Pour rappel, Edvige est le dossier polémique de la rentrée. Il s'agit du dossier d'exploitation documentaire et de valorisation de l’information générale, afin de ficher chaque individu susceptible de porter atteinte à l'ordre public. Ce fichier, disponible pour les services de renseignements, centralise effectivement de nombreuses informations sur l’état civil, la profession, l'adresse, les numéros de téléphone, l'immatriculation, les informations fiscales de n'importe quelle personne âgée de plus de 13 ans. Et c'est d'ailleurs sur ce dernier point que les critiques agissent : la CNIL a lancé plusieurs demandes d'explications, Hervé Morin, ministre de la Défense a critiqué publiquement le fichier, Rama Yade, secrétaire d’Etat aux Droits de l’Homme a réclamé des précisions.

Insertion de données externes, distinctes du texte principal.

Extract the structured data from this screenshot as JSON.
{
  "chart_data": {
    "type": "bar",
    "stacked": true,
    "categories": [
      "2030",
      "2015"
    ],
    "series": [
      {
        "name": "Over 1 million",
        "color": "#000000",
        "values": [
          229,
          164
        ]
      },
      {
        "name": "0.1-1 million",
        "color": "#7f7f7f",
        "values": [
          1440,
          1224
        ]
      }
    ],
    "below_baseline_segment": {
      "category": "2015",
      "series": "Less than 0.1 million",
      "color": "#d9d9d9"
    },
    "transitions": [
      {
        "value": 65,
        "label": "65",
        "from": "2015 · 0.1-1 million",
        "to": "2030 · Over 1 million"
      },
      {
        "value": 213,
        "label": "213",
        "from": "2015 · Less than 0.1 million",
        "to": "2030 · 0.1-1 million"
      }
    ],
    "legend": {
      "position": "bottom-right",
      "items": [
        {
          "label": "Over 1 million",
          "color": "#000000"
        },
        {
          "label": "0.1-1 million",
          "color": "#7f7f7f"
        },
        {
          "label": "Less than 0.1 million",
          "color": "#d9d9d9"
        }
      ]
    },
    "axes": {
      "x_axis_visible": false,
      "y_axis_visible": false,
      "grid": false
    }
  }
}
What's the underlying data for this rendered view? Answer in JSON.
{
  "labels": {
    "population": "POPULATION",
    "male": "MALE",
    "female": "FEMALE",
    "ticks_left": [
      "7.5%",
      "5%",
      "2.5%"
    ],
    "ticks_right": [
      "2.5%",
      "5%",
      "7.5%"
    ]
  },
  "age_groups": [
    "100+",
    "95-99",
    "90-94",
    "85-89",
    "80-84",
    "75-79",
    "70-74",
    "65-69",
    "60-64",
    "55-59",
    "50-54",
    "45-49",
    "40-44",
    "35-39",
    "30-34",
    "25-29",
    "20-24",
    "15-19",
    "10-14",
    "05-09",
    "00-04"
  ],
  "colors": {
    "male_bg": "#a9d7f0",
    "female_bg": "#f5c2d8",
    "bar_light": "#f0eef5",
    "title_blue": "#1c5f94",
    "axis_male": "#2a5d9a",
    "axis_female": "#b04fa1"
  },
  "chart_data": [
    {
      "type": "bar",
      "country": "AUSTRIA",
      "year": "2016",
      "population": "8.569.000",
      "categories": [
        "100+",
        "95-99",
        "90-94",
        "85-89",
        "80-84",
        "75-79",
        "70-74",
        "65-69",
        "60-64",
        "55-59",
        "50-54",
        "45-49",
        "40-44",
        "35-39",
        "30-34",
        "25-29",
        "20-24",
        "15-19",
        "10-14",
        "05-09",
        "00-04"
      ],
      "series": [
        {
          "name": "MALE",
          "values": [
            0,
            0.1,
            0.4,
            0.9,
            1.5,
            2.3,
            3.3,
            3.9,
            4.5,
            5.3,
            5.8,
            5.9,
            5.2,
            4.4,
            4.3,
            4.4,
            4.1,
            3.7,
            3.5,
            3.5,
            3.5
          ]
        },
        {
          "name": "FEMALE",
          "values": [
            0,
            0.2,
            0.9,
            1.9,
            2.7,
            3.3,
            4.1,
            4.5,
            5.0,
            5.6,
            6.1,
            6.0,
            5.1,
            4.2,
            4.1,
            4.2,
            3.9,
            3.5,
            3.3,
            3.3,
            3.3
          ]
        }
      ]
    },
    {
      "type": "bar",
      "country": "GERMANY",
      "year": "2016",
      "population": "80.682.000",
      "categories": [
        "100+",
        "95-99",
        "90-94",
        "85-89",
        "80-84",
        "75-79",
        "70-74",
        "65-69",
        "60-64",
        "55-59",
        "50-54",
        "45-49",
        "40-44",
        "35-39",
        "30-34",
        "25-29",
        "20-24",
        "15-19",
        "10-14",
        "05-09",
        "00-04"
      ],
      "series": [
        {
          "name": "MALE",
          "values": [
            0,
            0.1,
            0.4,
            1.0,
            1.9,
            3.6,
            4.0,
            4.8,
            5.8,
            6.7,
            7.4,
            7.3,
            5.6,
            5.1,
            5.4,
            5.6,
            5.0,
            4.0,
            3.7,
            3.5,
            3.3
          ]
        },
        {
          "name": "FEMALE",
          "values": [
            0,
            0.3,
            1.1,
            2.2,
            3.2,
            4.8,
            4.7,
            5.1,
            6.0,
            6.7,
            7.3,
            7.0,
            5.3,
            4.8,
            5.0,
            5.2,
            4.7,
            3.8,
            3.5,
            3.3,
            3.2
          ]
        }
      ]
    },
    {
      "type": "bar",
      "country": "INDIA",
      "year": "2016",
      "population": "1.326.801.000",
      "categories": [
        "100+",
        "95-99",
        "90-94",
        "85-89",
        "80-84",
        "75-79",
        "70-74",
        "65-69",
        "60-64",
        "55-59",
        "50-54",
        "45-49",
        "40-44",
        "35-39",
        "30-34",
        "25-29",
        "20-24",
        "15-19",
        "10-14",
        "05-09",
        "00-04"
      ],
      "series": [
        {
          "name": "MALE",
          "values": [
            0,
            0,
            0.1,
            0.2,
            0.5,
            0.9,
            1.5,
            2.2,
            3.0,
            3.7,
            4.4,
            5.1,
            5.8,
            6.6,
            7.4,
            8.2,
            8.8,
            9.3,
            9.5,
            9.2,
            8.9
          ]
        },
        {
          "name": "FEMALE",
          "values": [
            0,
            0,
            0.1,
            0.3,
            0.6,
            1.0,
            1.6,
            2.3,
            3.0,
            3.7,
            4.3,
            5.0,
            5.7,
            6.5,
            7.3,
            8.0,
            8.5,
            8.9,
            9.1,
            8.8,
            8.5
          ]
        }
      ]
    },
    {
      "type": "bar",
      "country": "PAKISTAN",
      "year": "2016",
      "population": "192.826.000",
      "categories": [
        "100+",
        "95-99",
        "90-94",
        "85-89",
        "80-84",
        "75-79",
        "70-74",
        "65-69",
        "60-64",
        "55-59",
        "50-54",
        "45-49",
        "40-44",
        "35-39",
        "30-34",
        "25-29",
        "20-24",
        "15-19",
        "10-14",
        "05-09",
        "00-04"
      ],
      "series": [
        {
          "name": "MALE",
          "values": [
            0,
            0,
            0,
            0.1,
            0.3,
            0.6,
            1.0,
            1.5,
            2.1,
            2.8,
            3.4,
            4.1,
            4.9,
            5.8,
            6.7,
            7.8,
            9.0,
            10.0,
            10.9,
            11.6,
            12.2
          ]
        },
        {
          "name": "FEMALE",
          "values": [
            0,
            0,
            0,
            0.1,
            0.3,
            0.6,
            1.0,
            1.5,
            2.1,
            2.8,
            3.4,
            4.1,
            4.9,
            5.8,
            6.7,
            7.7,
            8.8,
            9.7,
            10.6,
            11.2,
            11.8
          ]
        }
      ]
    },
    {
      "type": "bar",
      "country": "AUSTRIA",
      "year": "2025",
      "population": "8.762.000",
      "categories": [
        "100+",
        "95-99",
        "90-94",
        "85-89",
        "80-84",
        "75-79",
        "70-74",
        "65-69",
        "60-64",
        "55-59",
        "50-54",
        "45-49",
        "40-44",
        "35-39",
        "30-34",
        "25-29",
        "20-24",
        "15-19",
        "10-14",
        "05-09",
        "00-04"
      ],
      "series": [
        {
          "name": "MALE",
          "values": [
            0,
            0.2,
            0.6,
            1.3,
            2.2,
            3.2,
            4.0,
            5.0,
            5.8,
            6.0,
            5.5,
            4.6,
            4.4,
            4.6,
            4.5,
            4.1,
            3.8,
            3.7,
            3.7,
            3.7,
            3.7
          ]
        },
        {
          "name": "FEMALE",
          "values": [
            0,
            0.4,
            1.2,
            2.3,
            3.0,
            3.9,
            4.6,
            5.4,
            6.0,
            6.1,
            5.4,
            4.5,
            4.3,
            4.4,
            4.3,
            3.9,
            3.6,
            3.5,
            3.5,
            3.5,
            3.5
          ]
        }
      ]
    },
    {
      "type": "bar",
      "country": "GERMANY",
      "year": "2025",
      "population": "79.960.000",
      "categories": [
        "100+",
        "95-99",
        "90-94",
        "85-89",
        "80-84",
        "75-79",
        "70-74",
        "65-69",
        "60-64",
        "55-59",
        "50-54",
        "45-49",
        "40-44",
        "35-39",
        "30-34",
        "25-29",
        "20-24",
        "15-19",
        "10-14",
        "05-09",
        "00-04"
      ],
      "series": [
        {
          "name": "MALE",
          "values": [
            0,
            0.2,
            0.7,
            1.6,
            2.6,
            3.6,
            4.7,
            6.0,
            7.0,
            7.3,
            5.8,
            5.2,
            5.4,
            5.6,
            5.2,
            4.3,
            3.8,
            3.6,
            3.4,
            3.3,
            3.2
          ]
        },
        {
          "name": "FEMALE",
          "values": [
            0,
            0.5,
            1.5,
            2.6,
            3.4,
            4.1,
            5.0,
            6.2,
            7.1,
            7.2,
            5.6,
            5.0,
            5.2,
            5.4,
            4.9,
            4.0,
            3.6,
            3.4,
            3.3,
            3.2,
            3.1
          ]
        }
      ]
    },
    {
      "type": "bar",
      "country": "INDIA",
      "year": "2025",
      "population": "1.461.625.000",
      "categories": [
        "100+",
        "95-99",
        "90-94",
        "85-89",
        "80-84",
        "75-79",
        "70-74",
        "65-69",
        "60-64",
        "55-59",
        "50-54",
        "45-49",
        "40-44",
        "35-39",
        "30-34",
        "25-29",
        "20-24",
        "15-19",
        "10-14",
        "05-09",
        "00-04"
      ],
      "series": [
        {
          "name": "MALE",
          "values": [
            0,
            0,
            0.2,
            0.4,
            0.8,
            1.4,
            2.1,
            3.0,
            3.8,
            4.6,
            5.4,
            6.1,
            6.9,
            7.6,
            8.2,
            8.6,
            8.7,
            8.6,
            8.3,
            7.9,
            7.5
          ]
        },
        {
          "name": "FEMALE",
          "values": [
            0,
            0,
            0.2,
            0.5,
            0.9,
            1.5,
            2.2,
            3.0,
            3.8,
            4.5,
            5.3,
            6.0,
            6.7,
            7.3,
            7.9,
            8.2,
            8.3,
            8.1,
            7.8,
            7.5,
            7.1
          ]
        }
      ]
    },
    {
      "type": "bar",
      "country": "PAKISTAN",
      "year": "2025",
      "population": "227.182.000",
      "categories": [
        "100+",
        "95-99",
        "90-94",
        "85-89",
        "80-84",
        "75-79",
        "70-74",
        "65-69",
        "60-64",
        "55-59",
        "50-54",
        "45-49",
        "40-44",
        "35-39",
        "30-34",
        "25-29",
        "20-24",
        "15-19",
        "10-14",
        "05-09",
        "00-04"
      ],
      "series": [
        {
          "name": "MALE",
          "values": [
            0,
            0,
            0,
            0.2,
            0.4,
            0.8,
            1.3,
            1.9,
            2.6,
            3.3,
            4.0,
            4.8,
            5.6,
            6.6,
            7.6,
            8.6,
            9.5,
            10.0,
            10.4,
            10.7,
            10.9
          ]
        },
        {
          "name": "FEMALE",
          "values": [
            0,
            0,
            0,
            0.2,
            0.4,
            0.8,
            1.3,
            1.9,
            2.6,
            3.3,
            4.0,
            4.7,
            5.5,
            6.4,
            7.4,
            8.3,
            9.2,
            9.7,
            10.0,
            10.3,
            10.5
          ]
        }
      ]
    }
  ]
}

Une centralisation controversée
Face à ces critiques,
Michèle Alliot-Marie s’est déclarée plutôt favorable à un "
droit à l'oubli" pour les mineurs fichés, au cas où ils ne commettraient aucune infraction.
Claude Guéant, le secrétaire général de l'Elysée, a aussi dû s'expliquer : "
Edvige, c'est finalement la régularisation d'un fichier qui existe depuis très longtemps, puisqu'il a été créé en 1991 sous un gouvernement socialiste. Son informatisation aboutit à cette régularisation [...] ce n’est donc pas une invention de Nicolas Sarkozy, mais une réalité dans les fichiers des RG (renseignements généraux)".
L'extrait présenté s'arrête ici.